Indolence factor | First author, year | Escape mechanism/aggressiveness induction | (Refs.) |
---|---|---|---|
Low mutation rate | Taylor et al, 2010 | Additional genetic aberrations | (30) |
Bonollo et al, 2020 | CAF effects | (88) | |
Aggarwal et al, 2018 | Epigenetic modifications | (50) | |
Slow proliferation | Taylor et al, 2010 | Additional genetic aberrations | (30) |
Bonollo et al, 2020 | CAF effects | (88) | |
Sugiura et al, 2021 | Cell cycle gene hypermethylation | (43) | |
Sejda et al, 2020 | Neurotrophic signaling | (98) | |
Androgen dependence | Taylor et al, 2010; | Additional genetic aberrations | (30,37) |
Beltran et al, 2016 | |||
Blom et al, 2019 | TME factors | (89) | |
Ngollo et al, 2014; | Epigenetic adaptation | (40,59) | |
Fu et al, 2006 | |||
Nutrient scarcity/hypoxia | West et al, 2001 | VEGF upregulation | (129) |
Ngollo et al, 2014; | Epigenetic adaptation | (40,48) | |
Ge et al, 2020 | |||
Taylor et al, 2010; | Additional genetic aberrations | (30,37) | |
Beltran et al, 2016 | |||
Bonollo et al, 2020 | Crosstalk with CAFs | (88) | |
Immunosurveillance | Ness et al, 2014 | Dysfunctional TILs | (71) |
Nardone et al, 2016 | High regulatory Foxp3+ | (75) | |
Mariathasan et al, 2018 | High M2 macrophages | (77) | |
Heninger et al, 2016 | MHC Class 1 silencing | (78) | |
Fibroblast/stromal-induced inhibition of tumor growth | Blom et al, 2019 | CAFs activity/epigenetic changes in CAFs | (89) |
Bonollo et al, 2020 | Increased stromal stiffness | (88) | |
Sejda et al, 2020 | Perineural invasion | (98) | |
March et al, 2021 | Neurotrophic growth factors | (99) | |
Senescence phenotype | Ewald et al, 2010 | Treatment resistance/therapy escape | (110) |
Wang et al, 2020 | Secretome sends tumorigenic signals to neighboring cells | (108) | |
Low visceral tropism | Beltran et al, 2016 | Additional mutations/CNA in critical genes | (37) |
Davies et al, 2020 | Neuroendocrine differentiation | (51) | |
Yegnasubramanian et al, 2008 | Epigenetic adaptation | (49) | |
Dormancy induction | Recasens et al, 2019 | Additional genetic aberrations | (148) |
Decker et al, 2017 | Beta-adrenergic signaling | (149) | |
Cackowski et al, 2017 | TYRO3, MERTK activity | (145) |
There are several factors that contribute to an indolent phenotype in subsets of prostate cancers.

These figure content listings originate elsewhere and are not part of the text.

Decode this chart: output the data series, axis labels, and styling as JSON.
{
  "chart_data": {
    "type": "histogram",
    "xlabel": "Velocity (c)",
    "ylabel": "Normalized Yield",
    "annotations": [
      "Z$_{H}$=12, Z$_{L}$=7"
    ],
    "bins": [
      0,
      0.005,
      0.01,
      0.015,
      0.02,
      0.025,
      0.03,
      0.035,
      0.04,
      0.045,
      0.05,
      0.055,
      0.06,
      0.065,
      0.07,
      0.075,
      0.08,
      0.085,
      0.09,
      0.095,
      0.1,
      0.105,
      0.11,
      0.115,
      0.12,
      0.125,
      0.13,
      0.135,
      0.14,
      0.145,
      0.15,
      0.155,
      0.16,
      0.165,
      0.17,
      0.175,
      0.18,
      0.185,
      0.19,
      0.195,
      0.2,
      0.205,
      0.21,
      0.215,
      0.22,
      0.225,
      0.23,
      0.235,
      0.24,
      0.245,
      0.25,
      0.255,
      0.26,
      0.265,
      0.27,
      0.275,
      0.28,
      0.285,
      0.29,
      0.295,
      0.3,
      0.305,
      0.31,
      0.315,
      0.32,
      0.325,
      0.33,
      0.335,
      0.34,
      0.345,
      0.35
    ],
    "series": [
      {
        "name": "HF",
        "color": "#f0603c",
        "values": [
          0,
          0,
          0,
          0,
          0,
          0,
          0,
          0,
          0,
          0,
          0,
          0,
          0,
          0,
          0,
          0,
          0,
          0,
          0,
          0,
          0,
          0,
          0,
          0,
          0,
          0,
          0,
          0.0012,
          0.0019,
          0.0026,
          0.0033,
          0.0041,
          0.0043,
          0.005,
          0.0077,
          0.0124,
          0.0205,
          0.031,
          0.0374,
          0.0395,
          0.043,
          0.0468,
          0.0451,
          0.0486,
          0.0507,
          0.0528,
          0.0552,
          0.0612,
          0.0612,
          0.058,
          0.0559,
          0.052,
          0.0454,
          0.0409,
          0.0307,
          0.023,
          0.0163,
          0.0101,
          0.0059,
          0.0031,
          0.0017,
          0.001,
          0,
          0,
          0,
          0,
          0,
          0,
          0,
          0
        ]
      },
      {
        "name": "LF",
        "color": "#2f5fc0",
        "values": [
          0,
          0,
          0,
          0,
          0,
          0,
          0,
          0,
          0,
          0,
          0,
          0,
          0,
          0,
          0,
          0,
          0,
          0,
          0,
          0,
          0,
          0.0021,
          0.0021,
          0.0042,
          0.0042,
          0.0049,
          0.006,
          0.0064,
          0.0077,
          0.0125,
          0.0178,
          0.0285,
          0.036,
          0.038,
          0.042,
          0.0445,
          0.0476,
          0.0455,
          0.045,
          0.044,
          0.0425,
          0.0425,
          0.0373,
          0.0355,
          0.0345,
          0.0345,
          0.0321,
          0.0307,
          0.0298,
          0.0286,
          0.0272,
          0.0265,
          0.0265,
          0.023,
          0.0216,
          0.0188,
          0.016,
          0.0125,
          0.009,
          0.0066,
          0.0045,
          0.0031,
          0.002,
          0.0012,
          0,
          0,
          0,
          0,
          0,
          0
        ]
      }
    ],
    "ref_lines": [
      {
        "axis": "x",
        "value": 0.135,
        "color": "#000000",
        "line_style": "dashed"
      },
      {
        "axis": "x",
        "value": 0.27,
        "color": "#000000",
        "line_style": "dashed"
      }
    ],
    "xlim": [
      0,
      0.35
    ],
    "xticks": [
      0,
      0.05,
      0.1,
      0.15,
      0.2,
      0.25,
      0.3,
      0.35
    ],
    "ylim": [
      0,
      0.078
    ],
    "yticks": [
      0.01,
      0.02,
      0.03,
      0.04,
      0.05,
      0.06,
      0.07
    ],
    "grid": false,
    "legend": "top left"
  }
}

They include inherent properties of a tumor (such as slow proliferation rate, low visceral tropism), effects of treatment, immunosurveillance, TME-related effects, induction of dormancy/quiescence/senescence phenotype. However, as genetic and epigenetic alterations continue to accumulate, combined with the TME-endothelial compartment crosstalk, many tumors eventually escape dormancy and switch to aggressive disease.